19 marzo 2024
Aggiornato 10:00
Benefici della marijuana

Un composto della Marijuana migliora la visione notturna

Alcuni principi attivi della marijuana sembrano aumentare la visione notturna, anziché offuscarla come si riteneva. I primi studi condotti su modello animale

MONTREAL - La Marijuana è sempre più oggetto di svariate ricerche scientifiche. Questa volta si parla di miglioramento della visione notturna. Come sempre, i diretti responsabili sono i cannaboniodi. Ecco cosa hanno scoperto gli scienziati in merito all’erba più discussa dell’ultimo decennio. Lo studio è stato recentemente pubblicato su ELife.

Un miglioramento della visione notturna
Secondo quanto è emerso dalla ricerca, i principi attivi della Marijuana, noti come cannabinoidi, potrebbero migliorare sensibilmente la visione crepuscolare, portando a una migliore sensibilità le cellule che si trovano a livello della retina.

Esperimenti su modello animale
Allo stato attuale gli esperimenti sono stati condotti solo su modello animale (girini): è pertanto ancora presto per asserire che l’efficacia sugli esseri umani possa essere la stessa. Tuttavia ci sono enormi probabilità che ciò sia possibile. «Il nostro lavoro fornisce un potenziale ed emozionante meccanismo per la regolazione dei cannabinoidi a livello neuronale, ma sarà ovviamente importante confermare che meccanismi simili sono anche in gioco anche negli occhi dei mammiferi», spiega Ed Ruthazer, professore presso il Montreal Neurological Institute della McGill University (Canada).

Stimolazione visiva
Gli scienziati sono riusciti a utilizzare una vasta varietà di metodi per comprendere la reazione dei girini agli stimoli visivi indotti dacannabinoidi endogeni ed esogeni.
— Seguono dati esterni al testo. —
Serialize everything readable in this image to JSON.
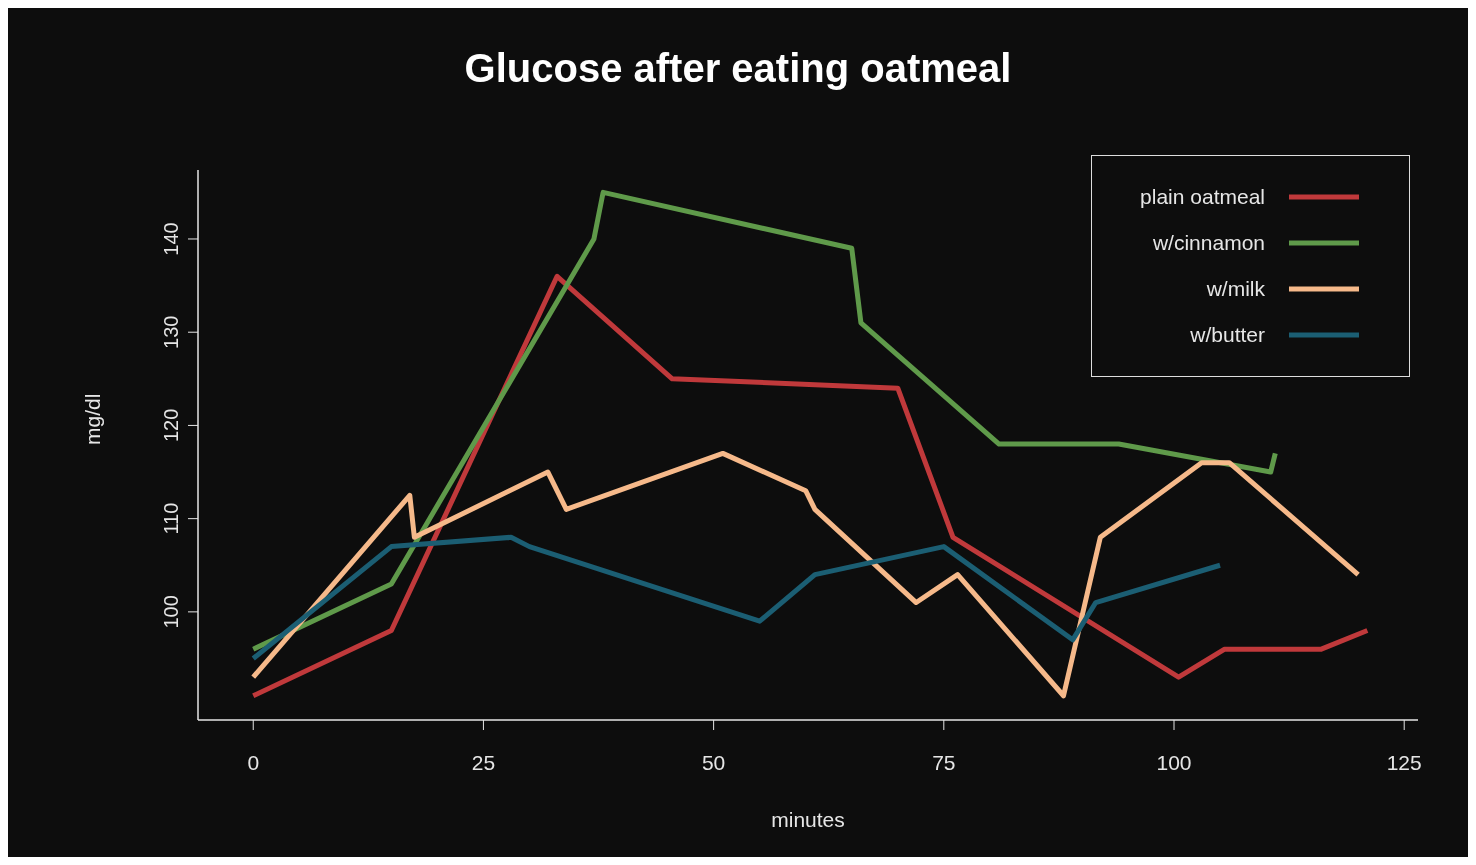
{
  "chart_data": {
    "type": "line",
    "title": "Glucose after eating oatmeal",
    "xlabel": "minutes",
    "ylabel": "mg/dl",
    "xlim": [
      -6,
      126.5
    ],
    "xticks": [
      0,
      25,
      50,
      75,
      100,
      125
    ],
    "ylim": [
      88.4,
      147.4
    ],
    "yticks": [
      100,
      110,
      120,
      130,
      140
    ],
    "legend": "top right",
    "grid": false,
    "marker": "none",
    "line_style": "solid",
    "series": [
      {
        "name": "plain oatmeal",
        "color": "#c0393b",
        "x": [
          0,
          15,
          33,
          45.5,
          70,
          76,
          100.5,
          105.5,
          116,
          121
        ],
        "values": [
          91,
          98,
          136,
          125,
          124,
          108,
          93,
          96,
          96,
          98
        ]
      },
      {
        "name": "w/cinnamon",
        "color": "#5f9a4a",
        "x": [
          0,
          15,
          37,
          38,
          65,
          66,
          81,
          94,
          110.5,
          111
        ],
        "values": [
          96,
          103,
          140,
          145,
          139,
          131,
          118,
          118,
          115,
          117
        ]
      },
      {
        "name": "w/milk",
        "color": "#f6b98a",
        "x": [
          0,
          17,
          17.5,
          32,
          34,
          51,
          60,
          61,
          72,
          76.5,
          88,
          92,
          103,
          106,
          120
        ],
        "values": [
          93,
          112.5,
          108,
          115,
          111,
          117,
          113,
          111,
          101,
          104,
          91,
          108,
          116,
          116,
          104
        ]
      },
      {
        "name": "w/butter",
        "color": "#1b5e73",
        "x": [
          0,
          15,
          28,
          30,
          55,
          61,
          75,
          89,
          91.5,
          105
        ],
        "values": [
          95,
          107,
          108,
          107,
          99,
          104,
          107,
          97,
          101,
          105
        ]
      }
    ]
  }
}
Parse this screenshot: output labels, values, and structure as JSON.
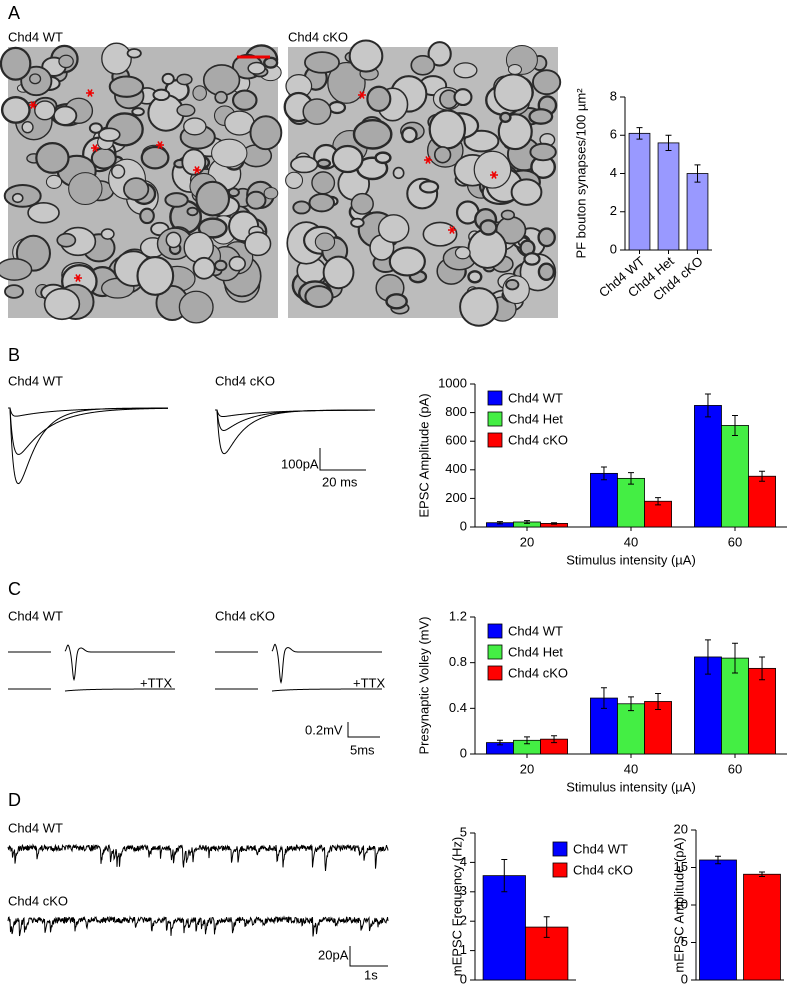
{
  "panel_labels": [
    "A",
    "B",
    "C",
    "D"
  ],
  "panel_a": {
    "images": [
      "Chd4 WT",
      "Chd4 cKO"
    ]
  },
  "panel_b": {
    "traces": [
      "Chd4 WT",
      "Chd4 cKO"
    ],
    "scale_y": "100pA",
    "scale_x": "20 ms"
  },
  "panel_c": {
    "traces": [
      "Chd4 WT",
      "Chd4 cKO"
    ],
    "ttx": [
      "+TTX",
      "+TTX"
    ],
    "scale_y": "0.2mV",
    "scale_x": "5ms"
  },
  "panel_d": {
    "traces": [
      "Chd4 WT",
      "Chd4 cKO"
    ],
    "scale_y": "20pA",
    "scale_x": "1s"
  },
  "chart_data": [
    {
      "type": "bar",
      "ylabel": "PF bouton synapses/100 µm²",
      "categories": [
        "Chd4 WT",
        "Chd4 Het",
        "Chd4 cKO"
      ],
      "values": [
        6.1,
        5.6,
        4.0
      ],
      "errors": [
        0.3,
        0.4,
        0.45
      ],
      "color": "#9999ff",
      "ylim": [
        0,
        8
      ],
      "yticks": [
        0,
        2,
        4,
        6,
        8
      ]
    },
    {
      "type": "bar",
      "ylabel": "EPSC Amplitude (pA)",
      "xlabel": "Stimulus intensity (µA)",
      "categories": [
        "20",
        "40",
        "60"
      ],
      "series": [
        {
          "name": "Chd4 WT",
          "color": "#0000ff",
          "values": [
            30,
            375,
            850
          ],
          "errors": [
            8,
            45,
            80
          ]
        },
        {
          "name": "Chd4 Het",
          "color": "#44ee44",
          "values": [
            35,
            340,
            710
          ],
          "errors": [
            10,
            40,
            70
          ]
        },
        {
          "name": "Chd4 cKO",
          "color": "#ff0000",
          "values": [
            25,
            180,
            355
          ],
          "errors": [
            5,
            25,
            35
          ]
        }
      ],
      "ylim": [
        0,
        1000
      ],
      "yticks": [
        0,
        200,
        400,
        600,
        800,
        1000
      ],
      "legend": "upper left"
    },
    {
      "type": "bar",
      "ylabel": "Presynaptic Volley (mV)",
      "xlabel": "Stimulus intensity (µA)",
      "categories": [
        "20",
        "40",
        "60"
      ],
      "series": [
        {
          "name": "Chd4 WT",
          "color": "#0000ff",
          "values": [
            0.1,
            0.49,
            0.85
          ],
          "errors": [
            0.02,
            0.09,
            0.15
          ]
        },
        {
          "name": "Chd4 Het",
          "color": "#44ee44",
          "values": [
            0.12,
            0.44,
            0.84
          ],
          "errors": [
            0.03,
            0.06,
            0.13
          ]
        },
        {
          "name": "Chd4 cKO",
          "color": "#ff0000",
          "values": [
            0.13,
            0.46,
            0.75
          ],
          "errors": [
            0.03,
            0.07,
            0.1
          ]
        }
      ],
      "ylim": [
        0,
        1.2
      ],
      "yticks": [
        0,
        0.4,
        0.8,
        1.2
      ],
      "legend": "upper left"
    },
    {
      "type": "bar",
      "ylabel": "mEPSC Frequency (Hz)",
      "series": [
        {
          "name": "Chd4 WT",
          "color": "#0000ff",
          "values": [
            3.55
          ],
          "errors": [
            0.55
          ]
        },
        {
          "name": "Chd4 cKO",
          "color": "#ff0000",
          "values": [
            1.8
          ],
          "errors": [
            0.35
          ]
        }
      ],
      "ylim": [
        0,
        5
      ],
      "yticks": [
        0,
        1,
        2,
        3,
        4,
        5
      ],
      "legend": "upper right"
    },
    {
      "type": "bar",
      "ylabel": "mEPSC Amplitude (pA)",
      "values": [
        16,
        14.1
      ],
      "errors": [
        0.5,
        0.3
      ],
      "colors": [
        "#0000ff",
        "#ff0000"
      ],
      "ylim": [
        0,
        20
      ],
      "yticks": [
        0,
        5,
        10,
        15,
        20
      ]
    }
  ]
}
In modo inaspettato, si sono accorti che tali componenti riescono ad aumentare l’attività delle cellule gangliari della retina, le dirette responsabili della rilevazione di luce che parte dall’occhio e arriva al cervello. La scoperta è stata alquanto particolare, considerando che generalmente altre ricerche evidenziavano che i cannabinoidi riducevano la trasmissione neurologica, anziché aumentarla. «Noi non potevamo credere ciò che stavamo vedendo – era esattamente il contrario di quello che ci aspettavamo», ha dichiarato il neurologo Ed Ruthazer.
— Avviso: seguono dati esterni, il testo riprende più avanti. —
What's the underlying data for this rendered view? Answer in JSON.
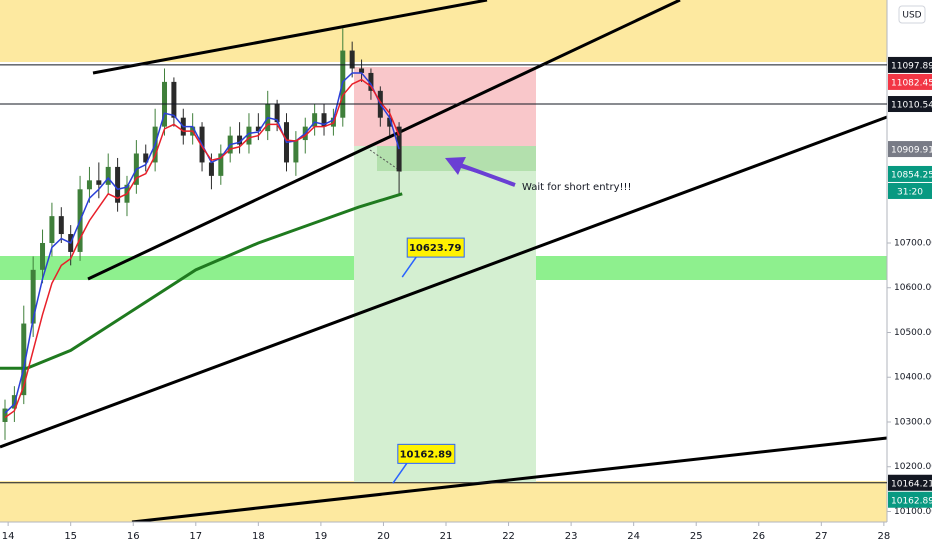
{
  "chart_data": {
    "type": "candlestick",
    "currency": "USD",
    "xlim": [
      13.87,
      28.05
    ],
    "ylim": [
      10076.5,
      11243
    ],
    "xticks": [
      14,
      15,
      16,
      17,
      18,
      19,
      20,
      21,
      22,
      23,
      24,
      25,
      26,
      27,
      28
    ],
    "yticks": [
      {
        "value": 10100,
        "label": "10100.00"
      },
      {
        "value": 10200,
        "label": "10200.00"
      },
      {
        "value": 10300,
        "label": "10300.00"
      },
      {
        "value": 10400,
        "label": "10400.00"
      },
      {
        "value": 10500,
        "label": "10500.00"
      },
      {
        "value": 10600,
        "label": "10600.00"
      },
      {
        "value": 10700,
        "label": "10700.00"
      }
    ],
    "up_color": "#3f7f3a",
    "down_color": "#2a2a2a",
    "x": [
      13.95,
      14.1,
      14.25,
      14.4,
      14.55,
      14.7,
      14.85,
      15.0,
      15.15,
      15.3,
      15.45,
      15.6,
      15.75,
      15.9,
      16.05,
      16.2,
      16.35,
      16.5,
      16.65,
      16.8,
      16.95,
      17.1,
      17.25,
      17.4,
      17.55,
      17.7,
      17.85,
      18.0,
      18.15,
      18.3,
      18.45,
      18.6,
      18.75,
      18.9,
      19.05,
      19.2,
      19.35,
      19.5,
      19.65,
      19.8,
      19.95,
      20.1,
      20.25
    ],
    "open": [
      10300,
      10330,
      10360,
      10520,
      10640,
      10700,
      10760,
      10720,
      10680,
      10820,
      10840,
      10830,
      10870,
      10790,
      10830,
      10900,
      10880,
      10960,
      11060,
      10980,
      10940,
      10960,
      10880,
      10850,
      10900,
      10940,
      10920,
      10960,
      10950,
      11010,
      10970,
      10880,
      10930,
      10960,
      10990,
      10960,
      10980,
      11130,
      11090,
      11080,
      11040,
      10980,
      10960
    ],
    "high": [
      10350,
      10380,
      10560,
      10670,
      10730,
      10790,
      10780,
      10740,
      10850,
      10870,
      10880,
      10900,
      10890,
      10850,
      10930,
      10920,
      11000,
      11090,
      11070,
      11000,
      10990,
      10970,
      10900,
      10920,
      10960,
      10970,
      10990,
      10990,
      11040,
      11020,
      10990,
      10950,
      10980,
      11010,
      11010,
      11000,
      11180,
      11150,
      11110,
      11090,
      11050,
      11000,
      10970
    ],
    "low": [
      10260,
      10300,
      10340,
      10490,
      10610,
      10670,
      10700,
      10650,
      10660,
      10790,
      10800,
      10810,
      10770,
      10760,
      10810,
      10860,
      10860,
      10940,
      10960,
      10920,
      10920,
      10860,
      10820,
      10830,
      10880,
      10900,
      10900,
      10930,
      10930,
      10950,
      10860,
      10850,
      10900,
      10940,
      10940,
      10940,
      10960,
      11070,
      11060,
      11020,
      10960,
      10940,
      10810
    ],
    "close": [
      10330,
      10360,
      10520,
      10640,
      10700,
      10760,
      10720,
      10680,
      10820,
      10840,
      10830,
      10870,
      10790,
      10830,
      10900,
      10880,
      10960,
      11060,
      10980,
      10940,
      10960,
      10880,
      10850,
      10900,
      10940,
      10920,
      10960,
      10950,
      11010,
      10970,
      10880,
      10930,
      10960,
      10990,
      10960,
      10980,
      11130,
      11090,
      11080,
      11040,
      10980,
      10960,
      10860
    ],
    "lines": [
      {
        "color": "#2b3fd8",
        "values": [
          10320,
          10340,
          10420,
          10530,
          10620,
          10690,
          10710,
          10700,
          10750,
          10800,
          10820,
          10845,
          10820,
          10825,
          10865,
          10875,
          10920,
          10990,
          10985,
          10960,
          10960,
          10920,
          10880,
          10890,
          10920,
          10925,
          10945,
          10948,
          10980,
          10975,
          10925,
          10928,
          10945,
          10970,
          10965,
          10975,
          11060,
          11080,
          11080,
          11055,
          11010,
          10980,
          10910
        ]
      },
      {
        "color": "#e8202a",
        "values": [
          10310,
          10325,
          10380,
          10460,
          10540,
          10610,
          10650,
          10665,
          10710,
          10750,
          10780,
          10810,
          10800,
          10810,
          10845,
          10855,
          10895,
          10955,
          10965,
          10950,
          10950,
          10915,
          10885,
          10890,
          10910,
          10915,
          10935,
          10940,
          10965,
          10965,
          10930,
          10928,
          10940,
          10960,
          10960,
          10968,
          11030,
          11055,
          11065,
          11050,
          11015,
          10990,
          10940
        ]
      }
    ],
    "ma": {
      "color": "#1f7a1f",
      "x": [
        13.87,
        14.3,
        15.0,
        16.0,
        17.0,
        18.0,
        19.0,
        19.6,
        20.3
      ],
      "values": [
        10420,
        10420,
        10460,
        10550,
        10640,
        10700,
        10750,
        10780,
        10810
      ]
    },
    "price_tags": [
      {
        "value": 11097.89,
        "color": "#131722",
        "line": true
      },
      {
        "value": 11082.45,
        "color": "#f23645"
      },
      {
        "value": 11010.54,
        "color": "#131722",
        "line": true
      },
      {
        "value": 10909.91,
        "color": "#787b86"
      },
      {
        "value": 10854.25,
        "color": "#089981"
      },
      {
        "value": 10164.21,
        "color": "#131722",
        "line": true
      },
      {
        "value": 10162.89,
        "color": "#089981"
      }
    ],
    "countdown": "31:20",
    "callouts": [
      {
        "value": 10623.79,
        "x": 20.3
      },
      {
        "value": 10162.89,
        "x": 20.15
      }
    ],
    "note": "Wait for short entry!!!"
  }
}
Esperimenti pluriconfermati
I ricercatori, increduli a quanto avevano visto, hanno deciso di ripetere l’esperimento più volte. «Inizialmente si hanno dei dubbi quando si vede qualcosa che va contro le idee largamente diffuse, ma abbiamo provato l’esperimento tante volte, utilizzando tecniche diverse, e il risultato è sempre stato coerente», continua Ruthazer. Questo potrebbe essere in linea con uno studio del 2004, il quale riportava casi di miglioramento della visione notturna nei pescatori marocchini e giamaicani che fumavano erba.

Un particolare recettore
In realtà, gli scienziati si sono accorti che è una classe di recettori dei cannabinoidi, chiamata CB1R, che gioca un ruolo importante nella soppressione del trasporto del cloruro nelle cellule retiniche. Quando tale recettore viene attivato, i livelli di cloruro vengono ridotti da un’iperpolarizzazione delle cellule (fotorecettori), rendendole capace di operare a frequenze più elevate, quando stimolate. Nel caso dei girini tutto ciò portava a rilevare più oggetti in condizione di scarsa luce, rispetto a quando la loro visione non era sollecitata dai cannabinoidi. Tutto ciò «permetteva ai girini che nuotavano in una capsula di Petri di vedere meglio e fuggire dai predatori in condizioni di scarsa illuminazione».

  • Approfondimento: cos’è la capsula di Petri
    La capsula di Petri, chiamata anche piastra di Petri, è un recipiente di forma cilindrica dalle dimensioni piuttosto ridotte (5-10 cm) utilizzato per alcuni esperimenti di biologia. Comunemente nella piastra di Petri si fanno crescere alcune colture cellulari. Lo strumento è stato ideato nell’800 da Julius Richard Petri da cui prese il nome.

Il passo successivo
Affinché le teorie vengano confermate, il passo successivo a cui auspicano i ricercatori è quello di testare il meccanismo di segnalazione nei topi e nelle retine umane coltivate.

Lo studio è stato finanziato dal Canadian Institutes of Health Research, Fonds de recherche du Québec — Santé, Épilepsie Canada, and a Natural Sciences and Engineering Research Council CREATE Neuroengineering Training Grant.